Language and Location
Besides identifying proxies, I can also identify the user’s preferred language.
The intent with specifying languages in the HTTP header is to help web sites present content in the native language. If my site supports English, German, and French, then seeing a hint that says “French” should help me automatically render the page using French. However, this can be used along with IP address geolocation to identify potential proxies. If the IP address traces to Australia but the user appears to speak Italian, then it increases the likelihood that I’m seeing an Australian proxy that is relaying for a user in Italy.

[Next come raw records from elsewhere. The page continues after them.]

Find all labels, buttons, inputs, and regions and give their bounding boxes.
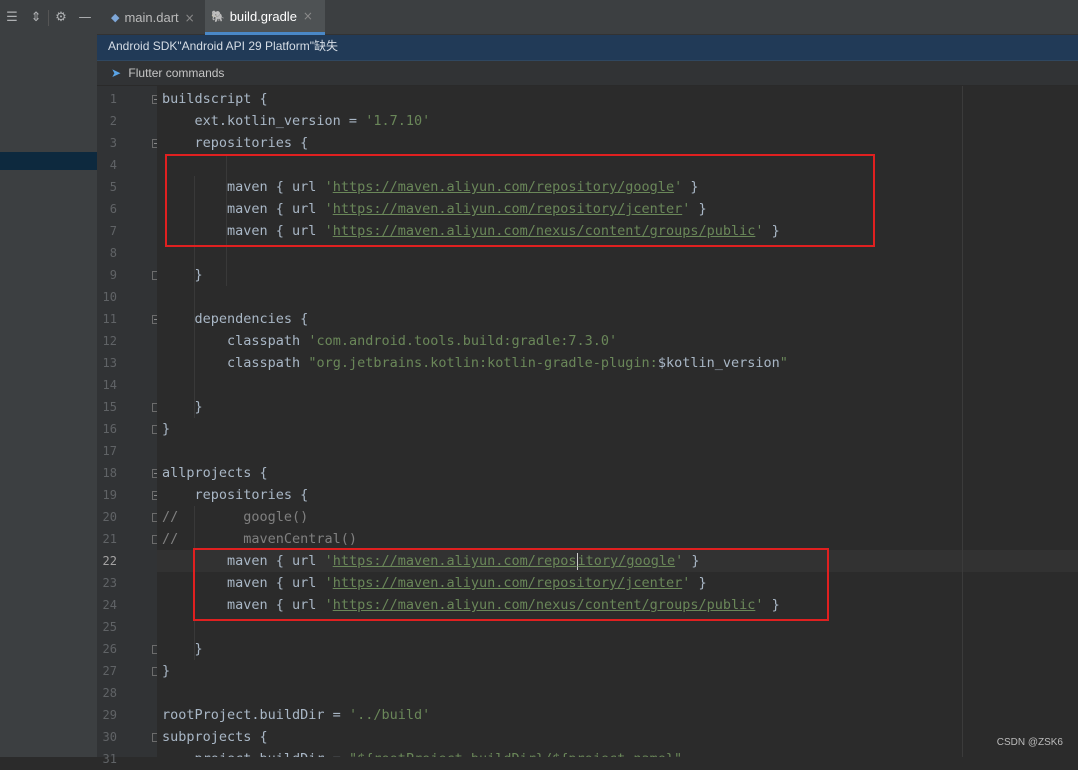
dart-file-icon: ◆	[111, 11, 120, 24]
gradle-elephant-icon: 🐘	[211, 9, 225, 23]
project-panel: ☰ ⇕ ⚙ —	[0, 0, 97, 757]
line-number: 3	[109, 136, 117, 150]
line-number: 22	[102, 554, 117, 568]
line-number: 13	[102, 356, 117, 370]
line-number: 14	[102, 378, 117, 392]
line-number: 31	[102, 752, 117, 766]
flutter-icon: ➤	[111, 66, 122, 80]
editor-gutter: 12345678910111213141516171819202122💡2324…	[97, 86, 184, 766]
code-line[interactable]: buildscript {	[162, 88, 268, 110]
minimize-icon[interactable]: —	[73, 10, 97, 25]
line-number: 10	[102, 290, 117, 304]
line-number: 16	[102, 422, 117, 436]
line-number: 8	[109, 246, 117, 260]
code-line[interactable]: rootProject.buildDir = '../build'	[162, 704, 430, 726]
line-number: 18	[102, 466, 117, 480]
watermark: CSDN @ZSK6	[996, 737, 1063, 748]
tab-label: main.dart	[124, 10, 179, 25]
collapse-icon[interactable]: ⇕	[24, 10, 48, 25]
line-number: 20	[102, 510, 117, 524]
line-number: 28	[102, 686, 117, 700]
code-editor[interactable]: buildscript { ext.kotlin_version = '1.7.…	[157, 86, 1078, 757]
code-line[interactable]: }	[162, 638, 203, 660]
line-number: 29	[102, 708, 117, 722]
line-number: 23	[102, 576, 117, 590]
tab-label: build.gradle	[229, 8, 297, 24]
code-line[interactable]: allprojects {	[162, 462, 268, 484]
line-number: 11	[102, 312, 117, 326]
line-number: 30	[102, 730, 117, 744]
tab-main-dart[interactable]: ◆ main.dart ×	[105, 0, 205, 35]
code-line[interactable]: project.buildDir = "${rootProject.buildD…	[162, 748, 683, 757]
line-number: 12	[102, 334, 117, 348]
banner-text: Android SDK"Android API 29 Platform"缺失	[108, 39, 338, 53]
editor-tab-bar: ◆ main.dart × 🐘 build.gradle ×	[97, 0, 1078, 35]
line-number: 2	[109, 114, 117, 128]
line-number: 4	[109, 158, 117, 172]
line-number: 26	[102, 642, 117, 656]
code-line[interactable]: // mavenCentral()	[162, 528, 357, 550]
line-number: 24	[102, 598, 117, 612]
code-line[interactable]: repositories {	[162, 484, 309, 506]
line-number: 9	[109, 268, 117, 282]
flutter-commands-label[interactable]: Flutter commands	[128, 66, 224, 80]
project-toolbar: ☰ ⇕ ⚙ —	[0, 0, 97, 35]
line-number: 19	[102, 488, 117, 502]
flutter-commands-bar[interactable]: ➤ Flutter commands	[97, 61, 1078, 86]
code-line[interactable]: ext.kotlin_version = '1.7.10'	[162, 110, 431, 132]
line-number: 17	[102, 444, 117, 458]
highlight-box-buildscript-repos	[165, 154, 875, 247]
code-line[interactable]: dependencies {	[162, 308, 309, 330]
line-number: 7	[109, 224, 117, 238]
code-line[interactable]: }	[162, 418, 170, 440]
code-line[interactable]: }	[162, 264, 203, 286]
code-line[interactable]: classpath 'com.android.tools.build:gradl…	[162, 330, 617, 352]
line-number: 25	[102, 620, 117, 634]
project-tree-selected-row[interactable]	[0, 152, 97, 170]
tab-build-gradle[interactable]: 🐘 build.gradle ×	[205, 0, 325, 35]
sdk-missing-banner: Android SDK"Android API 29 Platform"缺失	[97, 35, 1078, 61]
highlight-box-allprojects-repos	[193, 548, 829, 621]
code-line[interactable]: subprojects {	[162, 726, 268, 748]
align-icon[interactable]: ☰	[0, 10, 24, 25]
code-line[interactable]: }	[162, 660, 170, 682]
line-number: 1	[109, 92, 117, 106]
code-line[interactable]: // google()	[162, 506, 308, 528]
close-icon[interactable]: ×	[303, 9, 313, 23]
code-line[interactable]: }	[162, 396, 203, 418]
code-line[interactable]: classpath "org.jetbrains.kotlin:kotlin-g…	[162, 352, 788, 374]
right-margin-guide	[962, 86, 963, 757]
line-number: 15	[102, 400, 117, 414]
gear-icon[interactable]: ⚙	[49, 10, 73, 25]
close-icon[interactable]: ×	[185, 11, 195, 25]
line-number: 27	[102, 664, 117, 678]
code-line[interactable]: repositories {	[162, 132, 309, 154]
line-number: 6	[109, 202, 117, 216]
line-number: 21	[102, 532, 117, 546]
line-number: 5	[109, 180, 117, 194]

The official way to identify the user’s language is to use an HTTP “Accept-Language” header. For example, “Accept-Language: en-US,en;q=0.5″ says to use the United States dialect of English, or just English if there is no dialect support at the web site. However, there are unofficial approaches to specifying the desired language. For example, many web browsers encode the user’s preferred language into the HTTP user-agent string.

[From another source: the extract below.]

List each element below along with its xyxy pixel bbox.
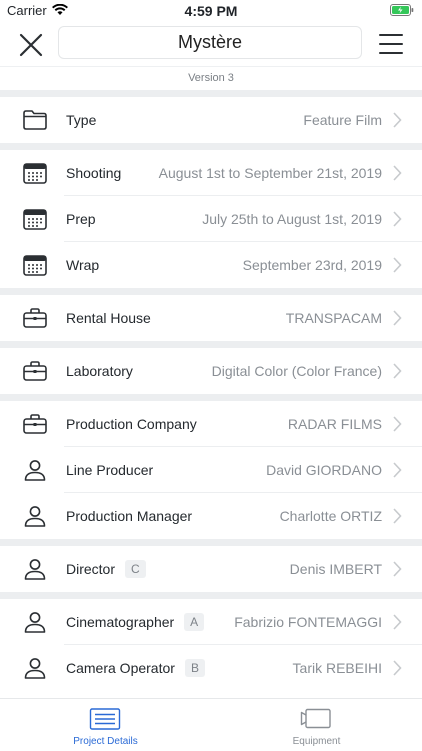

Similarly, Facebook can relay network requests. These appear in the header “X-Facebook-Locale”. This is an unofficial way to identify when Facebook being use as a proxy. However, it also tells me the user’s preferred language: “X-Facebook-Locale: fr_CA”. In this case, the user prefers the Canadian dialect of French (fr_CA). While the user may be located anywhere in the world, he is probably in Canada.
There’s only one standard way to specify the recipient’s language. However, there are lots of common non-standard ways. Just knowing what to look for can be a problem. But the bigger problem happens when you see conflicting language definitions.
User-Agent: Mozilla/5.0 (Linux; Android 4.4.2; it-it; SAMSUNG SM-G900F/G900FXXU1ANH4 Build/KOT49H) AppleWebKit/537.36 (KHTML, like Gecko) Version/1.6 Chrome/28.0.1500.94 Mobile Safari/537.36
X-OperaMini-Phone-UA: Mozilla/5.0 (Linux; U; Android 4.4.2; id-id; SM-G900T Build/id=KOT49H.G900SKSU1ANCE) AppleWebKit/534.30 (KHTML, like Gecko) Version/4.0 Mobile Safari/534.30
If I see all of these in one request, then I’ll probably choose the official header first (German from German). However, without the official header, would I choose Spanish from Latin America (“es-LA” is unofficial but widely used), Italian from Italy (it-it) as specified by the web browser user-agent string, or the language from one of those other fields? (Fortunately, in the real world these would likely all be the same. And you’re unlikely to see most of these fields together. Still, I have seen some conflicting fields.)
Time to Program!
So far, I have identified nearly a dozen different HTTP headers that denote some kind of proxy. Some of them identify the user behind the proxy, but others leak clues or only indicate that a proxy was used. All of this can be useful for determining how to handle a ban after someone violates my site’s terms of service, even if I don’t know who is behind the proxy.
In the near future, I should be able to identify at least some of these proxies. If I can identify the people using proxies, then I can restrict access to the user rather than the entire proxy. And if I can at least identify the proxy, then I can still try to lessen the impact for other users.